PES 18 also offers the opportunity to manage teams, even while playing on the pitch as a team or member of one, and there is the opportunity to take the coaching role further in tournament and league modes such as Master League and myClub, while in another mode one lives out the career of a single soccer player of whom they take charge. As usual, when updated this new installment, includes up-to-date squads and online play including online tournaments.
After my first exhibition match, it was clear that the presentation was improved, including its brighter colours, but was unsure if anything of great significance had changed, except, maybe, the pace of the actual gameplay.
After several matches with the new game, it only became clear by reading the press release, and not by actually playing, that the speed had supposedly changed. However, returning to PES 2017 after playing 2018, things definitely felt different in some way as well as looked different, although the reasons aren’t always obvious. Those are not the only changes here — there are, in fact, a fair few more according to the press release — but they are the only ones that were both noticeable and really significant, even for someone who has played the series’ 2017 incarnation quite a lot, especially recently. The lack of alterations is very disappointing.
There are several areas for improvement here, probably too many to think of. One which stands out is the fact that the quality of AI, at least during exhibitions while on Super Star difficulty, is too equal. This means that a match against Italy (one of the game’s better sides) in which you play as North Korea (one of the worst, awarded with a one-star rating) ends in a narrow defeat, while a game where you control Spain (who are better than Italy in the game) against the same opposition also ends in a narrow defeat. Yes, in one of those games one probably had to play very defensively, and in the other you most likely didn’t, but things still shouldn’t be that equal between CPU-controlled opponents, even if the goalkeeper for North Korea is clearly inferior to De Gea of Spain.
Furthermore, the changes to presentation in Master League (a mode in which you act as a manager that is similar to Madden 17’s Franchise Mode) could be improved upon. You have opportunities to view the manager’s half-time team talk and his press conferences, but, annoyingly, have no opportunity to change, at the time, what is said, even if you perhaps influence those things on the pitch.
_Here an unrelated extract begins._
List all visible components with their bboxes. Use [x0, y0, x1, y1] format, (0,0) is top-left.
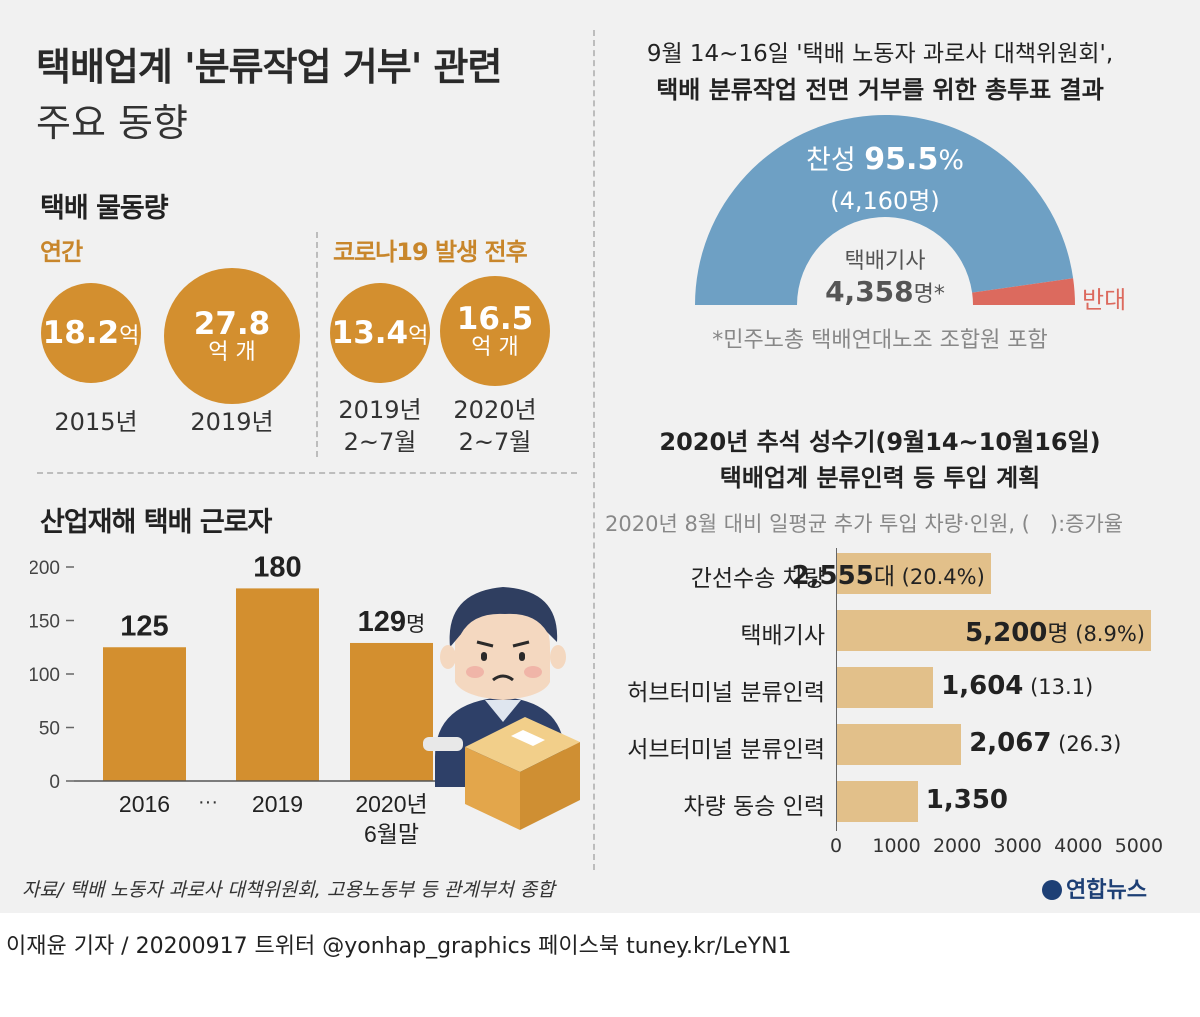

This is a big opportunity, exploited by a very old FourFourTwo management game but missed here.
Then there’s the typical problem that PES lacks many licenses. It’s a shame because it means that the game lacks some of the star power that comes with a recognized franchise like FIFA. There’s also a few other minor nagging issues with the game, such as the ones that were on the technical side, where the game would briefly freeze or commentators seemed to literally talk over each other. However, most of those issues were fixed after a day-one update.
That said, despite the lack of creativity, in terms of improving the game, and other flaws too, PES 2018 does not seem to contain any detrimental changes that would severely inhibit the overall gameplay experience, and is still a great game, offering a very good (though imperfect) simulation of soccer.
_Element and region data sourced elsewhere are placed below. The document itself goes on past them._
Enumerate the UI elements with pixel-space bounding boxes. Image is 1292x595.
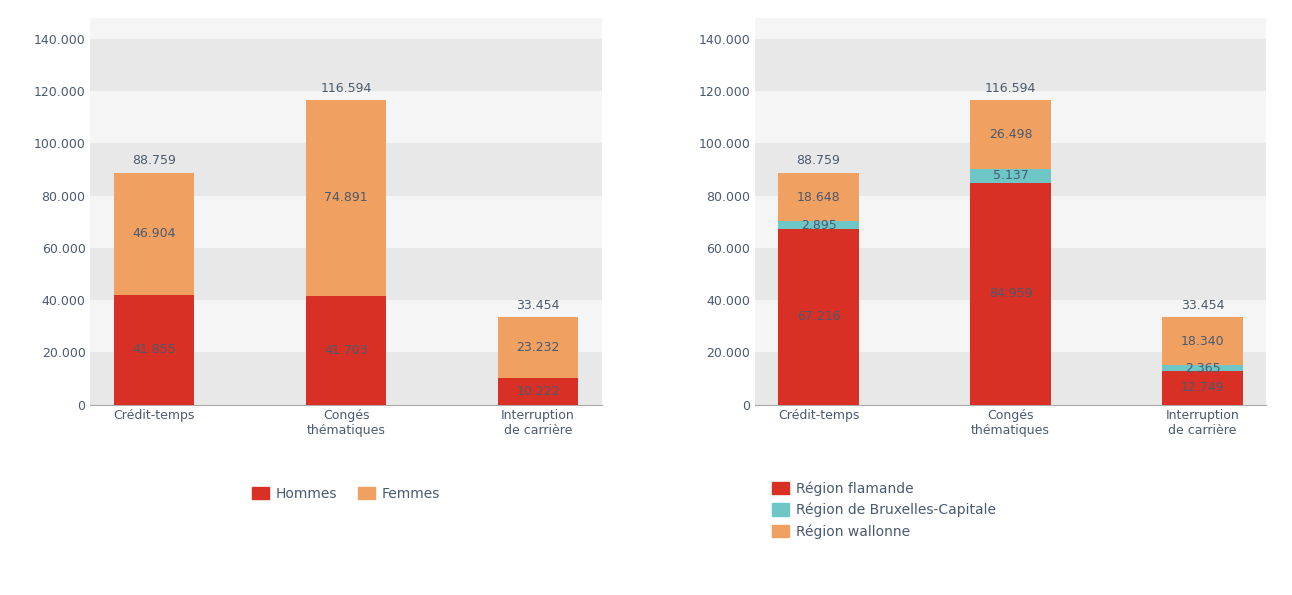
Bar xyxy=(755,143,1266,196)
Bar xyxy=(778,221,859,229)
Bar xyxy=(90,143,602,196)
Text: 74.891: 74.891 xyxy=(324,191,368,204)
Bar xyxy=(755,196,1266,248)
Text: 23.232: 23.232 xyxy=(517,341,559,354)
Bar xyxy=(755,248,1266,300)
Bar xyxy=(114,173,194,295)
Bar xyxy=(970,183,1050,405)
Bar xyxy=(90,39,602,91)
Bar xyxy=(755,39,1266,91)
Bar xyxy=(778,229,859,405)
Text: 116.594: 116.594 xyxy=(985,82,1036,95)
Text: 84.959: 84.959 xyxy=(988,287,1032,300)
Text: 26.498: 26.498 xyxy=(988,128,1032,141)
Bar xyxy=(90,300,602,352)
Bar xyxy=(306,100,386,296)
Text: 18.648: 18.648 xyxy=(797,190,840,203)
Bar xyxy=(1163,371,1243,405)
Text: 116.594: 116.594 xyxy=(320,82,372,95)
Bar xyxy=(970,169,1050,183)
Bar xyxy=(970,100,1050,169)
Bar xyxy=(755,352,1266,405)
Text: 46.904: 46.904 xyxy=(132,227,176,240)
Legend: Hommes, Femmes: Hommes, Femmes xyxy=(247,481,446,506)
Text: 41.855: 41.855 xyxy=(132,343,176,356)
Bar xyxy=(90,18,602,39)
Text: 12.749: 12.749 xyxy=(1181,381,1225,394)
Text: 2.365: 2.365 xyxy=(1185,362,1221,375)
Bar xyxy=(1163,365,1243,371)
Text: 88.759: 88.759 xyxy=(797,155,841,167)
Text: 88.759: 88.759 xyxy=(132,155,176,167)
Bar xyxy=(1163,317,1243,365)
Bar xyxy=(114,295,194,405)
Text: 41.703: 41.703 xyxy=(324,343,368,356)
Text: 67.216: 67.216 xyxy=(797,310,840,323)
Text: 33.454: 33.454 xyxy=(1181,299,1225,312)
Bar xyxy=(90,248,602,300)
Legend: Région flamande, Région de Bruxelles-Capitale, Région wallonne: Région flamande, Région de Bruxelles-Cap… xyxy=(773,481,996,538)
Bar xyxy=(90,196,602,248)
Bar xyxy=(90,352,602,405)
Bar xyxy=(497,317,579,378)
Bar xyxy=(755,18,1266,39)
Bar xyxy=(497,378,579,405)
Text: 10.222: 10.222 xyxy=(517,385,559,397)
Text: 18.340: 18.340 xyxy=(1181,334,1225,347)
Text: 2.895: 2.895 xyxy=(801,219,836,231)
Text: 33.454: 33.454 xyxy=(517,299,559,312)
Bar xyxy=(755,91,1266,143)
Bar xyxy=(778,173,859,221)
Bar xyxy=(90,91,602,143)
Bar xyxy=(306,296,386,405)
Bar xyxy=(755,300,1266,352)
Text: 5.137: 5.137 xyxy=(992,170,1028,183)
The game gives its audience smooth but challenging and varied gameplay that offers a clever mixture of detail and tactics (which can be taken care of by the computer if one desires) combined with emotive, immersive fun. These are put together with decent visuals and an okay soundtrack of popular music (but one still yearns for better accompanying songs like those of FIFA 06 or FIFA Street 2). The extended game modes offered, such as myClub and tournament modes, also add appeal.
Therefore, PES 2018 still scores many goals despite conceding some, missing a few clear chances, and having few changes up its sleeve to entice new supporters. Is it worth the asking price? If you have PES 2017, then probably not at the moment, but if you’re a soccer fan who has not played a simulation of the enduring sport in years, buy a ticket to this match made somewhere not too far from heaven. If PES were one of its teams, it would deserve a rating of four out of five.